Say Pays! Shareholder Voice and Firm Performance
Vicente Cuñat, Mireia Giné, Maria Guadalupe
Review of Finance, Volume 20, Issue 5, August 2016, Pages 1799–1834, https://doi.org/10.1093/rof/rfv056
How much “voice” should shareholders have in a firm? How valuable are shareholder’s views on overall firm performance? Are non-binding shareholder votes useful to aggregate shareholder’s information? These are important current questions corporate governance that, more broadly, speak to the value of direct democracy mechanisms in modern corporations.
One important channel through which shareholders can voice their views are Say-on-Pay votes asking for the shareholders’ approval of executive. Since shareholders are not merely voting on the level of pay but whether that level reflects the value that the CEO adds to the firm, Say-o-Pay is an explicit vote of confidence which aggregates the opinions of all shareholders into a simple, highly visible metric.

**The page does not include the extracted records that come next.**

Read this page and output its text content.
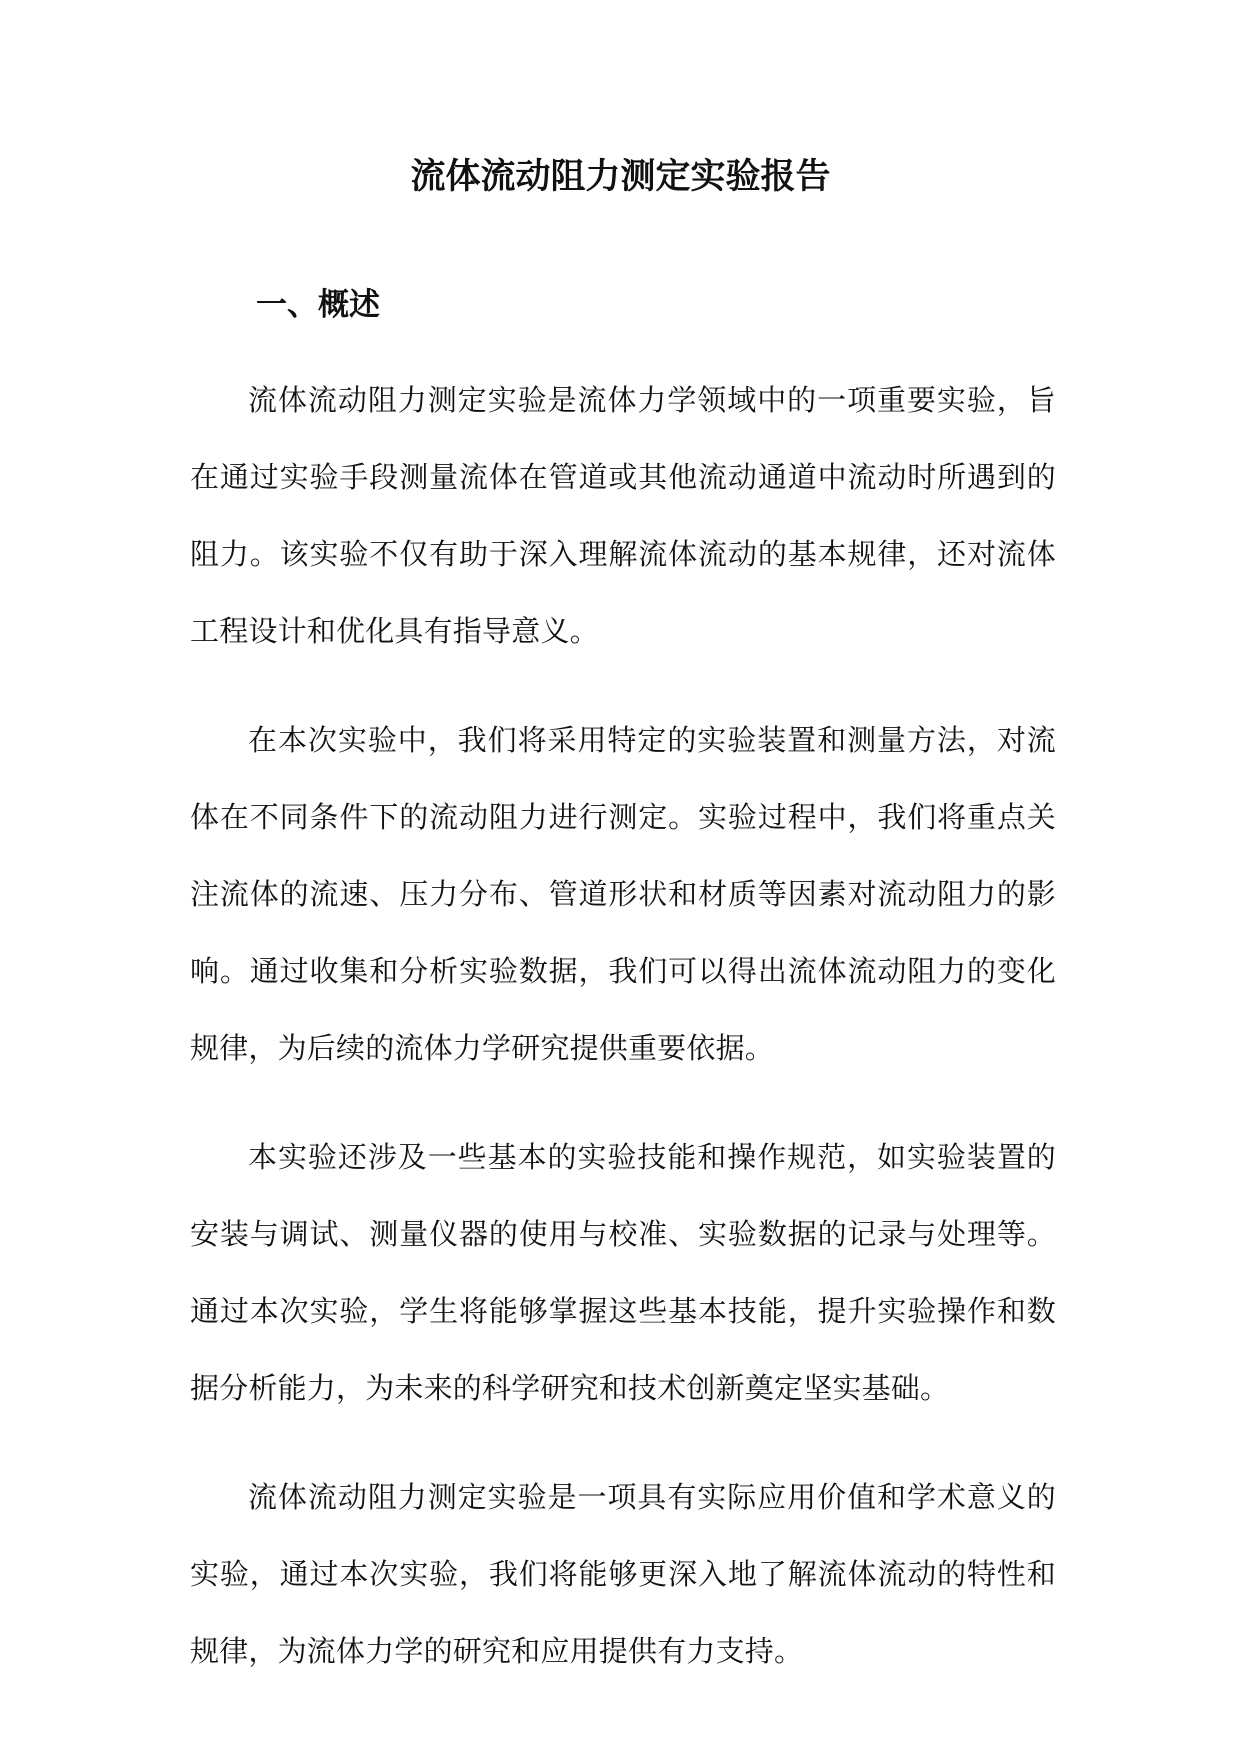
流体流动阻力测定实验报告
一、概述

流体流动阻力测定实验是流体力学领域中的一项重要实验，旨在通过实验手段测量流体在管道或其他流动通道中流动时所遇到的阻力。该实验不仅有助于深入理解流体流动的基本规律，还对流体工程设计和优化具有指导意义。

在本次实验中，我们将采用特定的实验装置和测量方法，对流体在不同条件下的流动阻力进行测定。实验过程中，我们将重点关注流体的流速、压力分布、管道形状和材质等因素对流动阻力的影响。通过收集和分析实验数据，我们可以得出流体流动阻力的变化规律，为后续的流体力学研究提供重要依据。

本实验还涉及一些基本的实验技能和操作规范，如实验装置的安装与调试、测量仪器的使用与校准、实验数据的记录与处理等。通过本次实验，学生将能够掌握这些基本技能，提升实验操作和数据分析能力，为未来的科学研究和技术创新奠定坚实基础。

流体流动阻力测定实验是一项具有实际应用价值和学术意义的实验，通过本次实验，我们将能够更深入地了解流体流动的特性和规律，为流体力学的研究和应用提供有力支持。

In Say Pays! Shareholder Voice and Firm Performance, Vicente Cuñat, Maria Guadalupe and Mireia Gine explore the effect on shareholder value, firm performance and CEO compensation of Say-on-Pay votes.
Adopting Say-on-Pay is correlated with multiple firm attributes that also affect performance and hence is highly endogenous. To overcome this problem the paper uses a regression discontinuity design on shareholder votes to implement Say-on-Pay between 2006 and 2010. The intuition of the identification strategy is that the characteristics of firms are similar for those that closely pass or reject a vote – yet this small difference will have an impact on the probability of Say-on-Pay being implemented.

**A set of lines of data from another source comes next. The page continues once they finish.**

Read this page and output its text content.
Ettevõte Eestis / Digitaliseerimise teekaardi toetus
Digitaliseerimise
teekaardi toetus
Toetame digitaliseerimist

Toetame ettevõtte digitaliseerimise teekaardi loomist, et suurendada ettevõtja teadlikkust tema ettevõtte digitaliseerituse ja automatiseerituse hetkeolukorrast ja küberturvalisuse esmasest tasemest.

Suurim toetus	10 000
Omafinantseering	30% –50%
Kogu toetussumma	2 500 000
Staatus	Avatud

The results show that Say-on-Pay significantly increases shareholder value. On the day of the vote, a Say-on-Pay proposal that passes yields an abnormal stock market return of 1.8% to 2.7% relative to one that fails. Since the outcome of the vote is not binding, the market reaction should only account for the increase in the probability that the proposal will be implemented after a positive shareholder vote (which is around 40% to 50%). This implies that Say-on-Pay delivers an average increase in shareholder value of about 5%.
The paper also shows that Say-on-Pay has a positive impact on firms’ accounting and operational performance in the years following the vote. However, there is no systematic change in the level or structure of CEO compensation, or the probability of the CEO leaving the firm after a positive Say-on-Pay vote. While there are significant changes in the composition of pay, these are not consistent across measures or over time, although the lack of an average effect on the level or structure of compensation may mask the possibility that different firms adjust compensation along different (and maybe opposing) dimensions.

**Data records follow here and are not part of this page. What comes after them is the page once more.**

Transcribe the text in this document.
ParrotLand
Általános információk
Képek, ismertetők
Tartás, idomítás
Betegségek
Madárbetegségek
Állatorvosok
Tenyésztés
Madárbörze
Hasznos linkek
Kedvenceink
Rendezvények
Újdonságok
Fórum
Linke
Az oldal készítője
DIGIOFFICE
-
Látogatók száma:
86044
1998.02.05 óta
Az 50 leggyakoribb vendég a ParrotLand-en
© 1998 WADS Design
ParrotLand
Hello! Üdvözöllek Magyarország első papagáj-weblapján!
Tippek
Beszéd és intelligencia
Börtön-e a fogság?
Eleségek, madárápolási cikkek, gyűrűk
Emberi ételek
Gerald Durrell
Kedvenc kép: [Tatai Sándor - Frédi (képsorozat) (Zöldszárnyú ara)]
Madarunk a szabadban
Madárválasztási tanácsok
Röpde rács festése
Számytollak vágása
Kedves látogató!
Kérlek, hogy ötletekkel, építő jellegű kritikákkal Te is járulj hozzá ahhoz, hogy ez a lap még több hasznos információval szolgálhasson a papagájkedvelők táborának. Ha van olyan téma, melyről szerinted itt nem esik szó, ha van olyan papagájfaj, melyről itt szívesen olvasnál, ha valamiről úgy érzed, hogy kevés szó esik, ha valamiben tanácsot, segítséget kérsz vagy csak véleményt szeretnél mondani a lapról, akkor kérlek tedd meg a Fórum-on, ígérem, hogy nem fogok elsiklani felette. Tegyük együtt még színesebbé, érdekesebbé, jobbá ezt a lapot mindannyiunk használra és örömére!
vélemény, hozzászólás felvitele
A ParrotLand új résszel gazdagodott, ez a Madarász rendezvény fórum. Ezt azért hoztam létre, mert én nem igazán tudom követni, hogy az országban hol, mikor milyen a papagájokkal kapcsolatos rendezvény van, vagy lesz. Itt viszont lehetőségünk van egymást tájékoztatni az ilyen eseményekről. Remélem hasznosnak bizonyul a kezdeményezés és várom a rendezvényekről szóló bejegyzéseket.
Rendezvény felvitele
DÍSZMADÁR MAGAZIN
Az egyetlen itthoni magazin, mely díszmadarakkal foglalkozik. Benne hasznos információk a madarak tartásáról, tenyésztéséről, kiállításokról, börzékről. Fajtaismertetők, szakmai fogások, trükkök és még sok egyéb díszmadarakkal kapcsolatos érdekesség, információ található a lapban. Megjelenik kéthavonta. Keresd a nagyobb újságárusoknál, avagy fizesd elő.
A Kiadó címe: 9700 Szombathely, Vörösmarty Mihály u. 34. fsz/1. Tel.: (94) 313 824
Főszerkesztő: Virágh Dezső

Overall, the paper suggests that Say-on-Pay serves to monitor and incentivize CEOs to deliver better firm performance by providing a clear mechanism for shareholders to voice their opinions, as confirmed by major improvements in shareholder value and firm performance. This improvement in performance cannot be ascribed to a particular change in compensation or firm policies common to all firms, implying that “one size does not fit all” and that optimal responses may vary from one firm to another.